OGDEN -- Don Griffith is wondering if there isn't some way he could put out the massive fires near Los Angeles, something thousands of firefighters and millions of dollars haven't been able to do.
Griffith can be allowed such fantasy. Rain puts out fires, and his job is to make rain. Utah and water districts around the state pay his company, North American Weather Consultants, nearly half a million dollars a year and, he says, get back thousands of acre-feet of rain.
How much? It's hard to be precise, but Tage Flint, executive director of the Weber Basin Water Conservancy District, said the $24,000 he pays Griffith boosts his district's take about 5 percent.

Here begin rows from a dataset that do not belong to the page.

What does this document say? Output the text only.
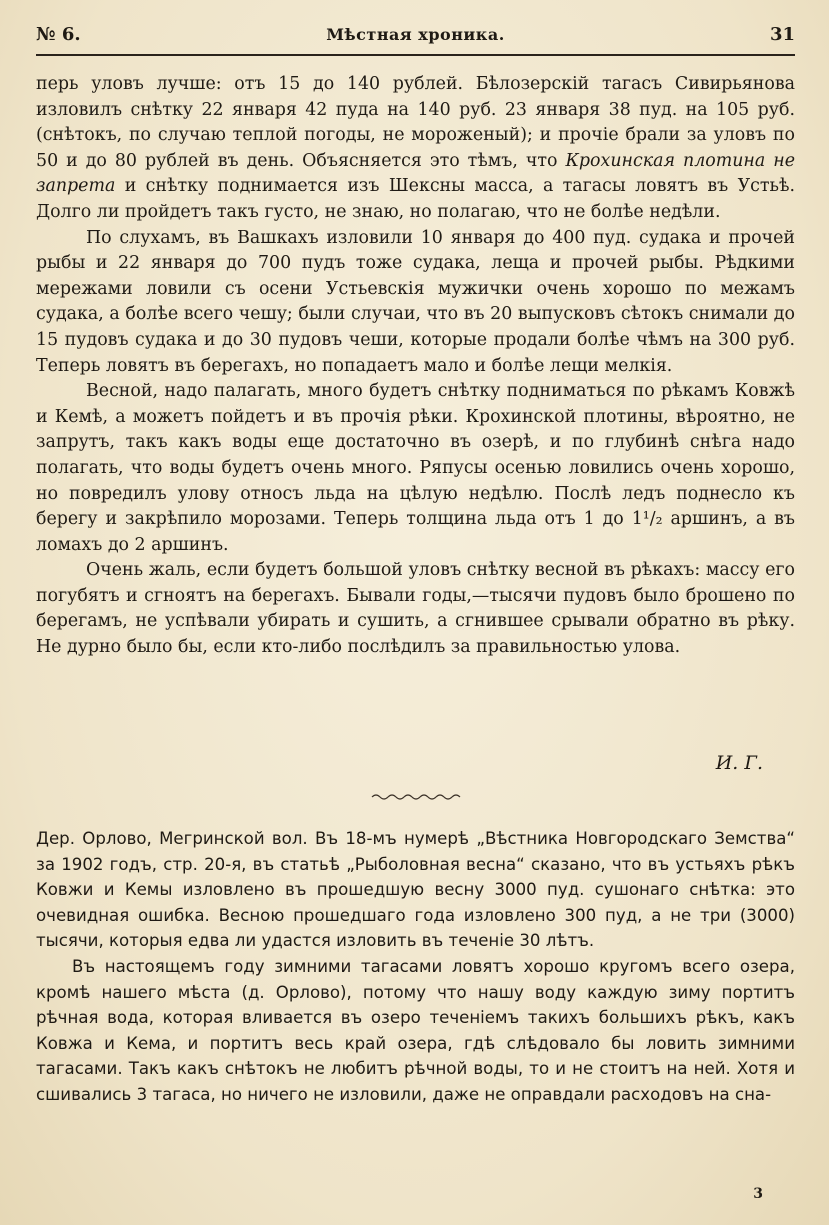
№ 6.	Мѣстная хроника.	31

перь уловъ лучше: отъ 15 до 140 рублей. Бѣлозерскій тагасъ Сивирьянова изловилъ снѣтку 22 января 42 пуда на 140 руб. 23 января 38 пуд. на 105 руб. (снѣтокъ, по случаю теплой погоды, не мороженый); и прочіе брали за уловъ по 50 и до 80 рублей въ день. Объясняется это тѣмъ, что Крохинская плотина не запрета и снѣтку поднимается изъ Шексны масса, а тагасы ловятъ въ Устьѣ. Долго ли пройдетъ такъ густо, не знаю, но полагаю, что не болѣе недѣли.

По слухамъ, въ Вашкахъ изловили 10 января до 400 пуд. судака и прочей рыбы и 22 января до 700 пудъ тоже судака, леща и прочей рыбы. Рѣдкими мережами ловили съ осени Устьевскія мужички очень хорошо по межамъ судака, а болѣе всего чешу; были случаи, что въ 20 выпусковъ сѣтокъ снимали до 15 пудовъ судака и до 30 пудовъ чеши, которые продали болѣе чѣмъ на 300 руб. Теперь ловятъ въ берегахъ, но попадаетъ мало и болѣе лещи мелкія.

Весной, надо палагать, много будетъ снѣтку подниматься по рѣкамъ Ковжѣ и Кемѣ, а можетъ пойдетъ и въ прочія рѣки. Крохинской плотины, вѣроятно, не запрутъ, такъ какъ воды еще достаточно въ озерѣ, и по глубинѣ снѣга надо полагать, что воды будетъ очень много. Ряпусы осенью ловились очень хорошо, но повредилъ улову относъ льда на цѣлую недѣлю. Послѣ ледъ поднесло къ берегу и закрѣпило морозами. Теперь толщина льда отъ 1 до 1¹/₂ аршинъ, а въ ломахъ до 2 аршинъ.

Очень жаль, если будетъ большой уловъ снѣтку весной въ рѣкахъ: массу его погубятъ и сгноятъ на берегахъ. Бывали годы,—тысячи пудовъ было брошено по берегамъ, не успѣвали убирать и сушить, а сгнившее срывали обратно въ рѣку. Не дурно было бы, если кто-либо послѣдилъ за правильностью улова.

И. Г.

Дер. Орлово, Мегринской вол. Въ 18-мъ нумерѣ „Вѣстника Новгородскаго Земства“ за 1902 годъ, стр. 20-я, въ статьѣ „Рыболовная весна“ сказано, что въ устьяхъ рѣкъ Ковжи и Кемы изловлено въ прошедшую весну 3000 пуд. сушонаго снѣтка: это очевидная ошибка. Весною прошедшаго года изловлено 300 пуд, а не три (3000) тысячи, которыя едва ли удастся изловить въ теченіе 30 лѣтъ.

Въ настоящемъ году зимними тагасами ловятъ хорошо кругомъ всего озера, кромѣ нашего мѣста (д. Орлово), потому что нашу воду каждую зиму портитъ рѣчная вода, которая вливается въ озеро теченіемъ такихъ большихъ рѣкъ, какъ Ковжа и Кема, и портитъ весь край озера, гдѣ слѣдовало бы ловить зимними тагасами. Такъ какъ снѣтокъ не любитъ рѣчной воды, то и не стоитъ на ней. Хотя и сшивались 3 тагаса, но ничего не изловили, даже не оправдали расходовъ на сна-

3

Five percent is a lot when you're talking 600,000 acre-feet in the Ogden, Weber and Bear river drainages, he said. As an investment, it works out to about $2.50 an acre-foot, which is very cheap water.
"That's why we keep doing it," Flint said.
Not everyone thinks rainmaking is a good investment, at least not as government funds are drying up.
Nevada, the driest state in the nation, recently stopped funding rainmaking, saving $550,000 at a cost of an estimated 65,000 acre-feet of water. The funds were part of $2 million in cuts to the Desert Research Institute in Reno.
Utah is the second-driest state in the nation, and Griffith feels the pain of the rainmakers in Nevada.
"Some of the real pioneers in cloud seeding worked in Australia," he said, then moved to Nevada "and were very instrumental in developing a very well-respected capability in weather modification that's continuing to the present time."
His company contracts with individual water districts and the state. Over the years, he said, he has been able to boost precipitation statewide by 5 to 7 percent.
There is a popular image of cloud seeding being done by airplane: The plane flies over, seeds fall out of it, and it rains.
Reality is much different.
While it can be done from planes, almost all cloud seeding in Utah is done with silver iodide sprayed into the air from ground generators.
Griffith had 150 generators scattered around the mountains from Logan to St. George last year. He puts them out in October and they work through the winter.
Generators produce microscopic silver iodide crystals that float up into a cloud. In that cloud, if conditions are right, water vapor forms either liquid water or ice crystals around the silver iodide.
When the drops or snowflakes get big enough, they fall.
Nevada's decision to stop rainmaking won't really add much to Utah's take, he said. He said only a small percentage, perhaps 15 percent, of the moisture in a cloud falls as rain. Rainmaking adds 5 percent of that 15 percent, so the extra amount Nevada is leaving in clouds that float over Utah isn't all that great.
The issue of robbing Peter to pay Paul does come up, though. Flint said he's glad most of his rainmaking is done on storms that drop snow and rain on Utah's Uinta Mountains.
"We don't have to contend with a lot of other water users immediately east of us, so it works out pretty well," he said.
Griffith has wondered if cloud seeding could help put out forest fires because of an interesting phenomenon in which large fires actually create clouds. Griffith said people saw that happen in the massive Yellowstone Park fires in 1988.
Fires vaporize all the moisture in the plants and trees they're burning up. That vapor rises until it hits cold air and condenses, sometimes forming huge clouds.
"You'd actually see clouds forming over the fire because of the air streams pushing moisture up," he said. They are sometimes referred to a "pyrocumulus" clouds.
"If those clouds were to get their tops up above freezing level, yeah, I think you could potentially seed them to potentially induce precipitation to form."
He proposed the idea to the Forest Service more than a year ago but, "I never got much response."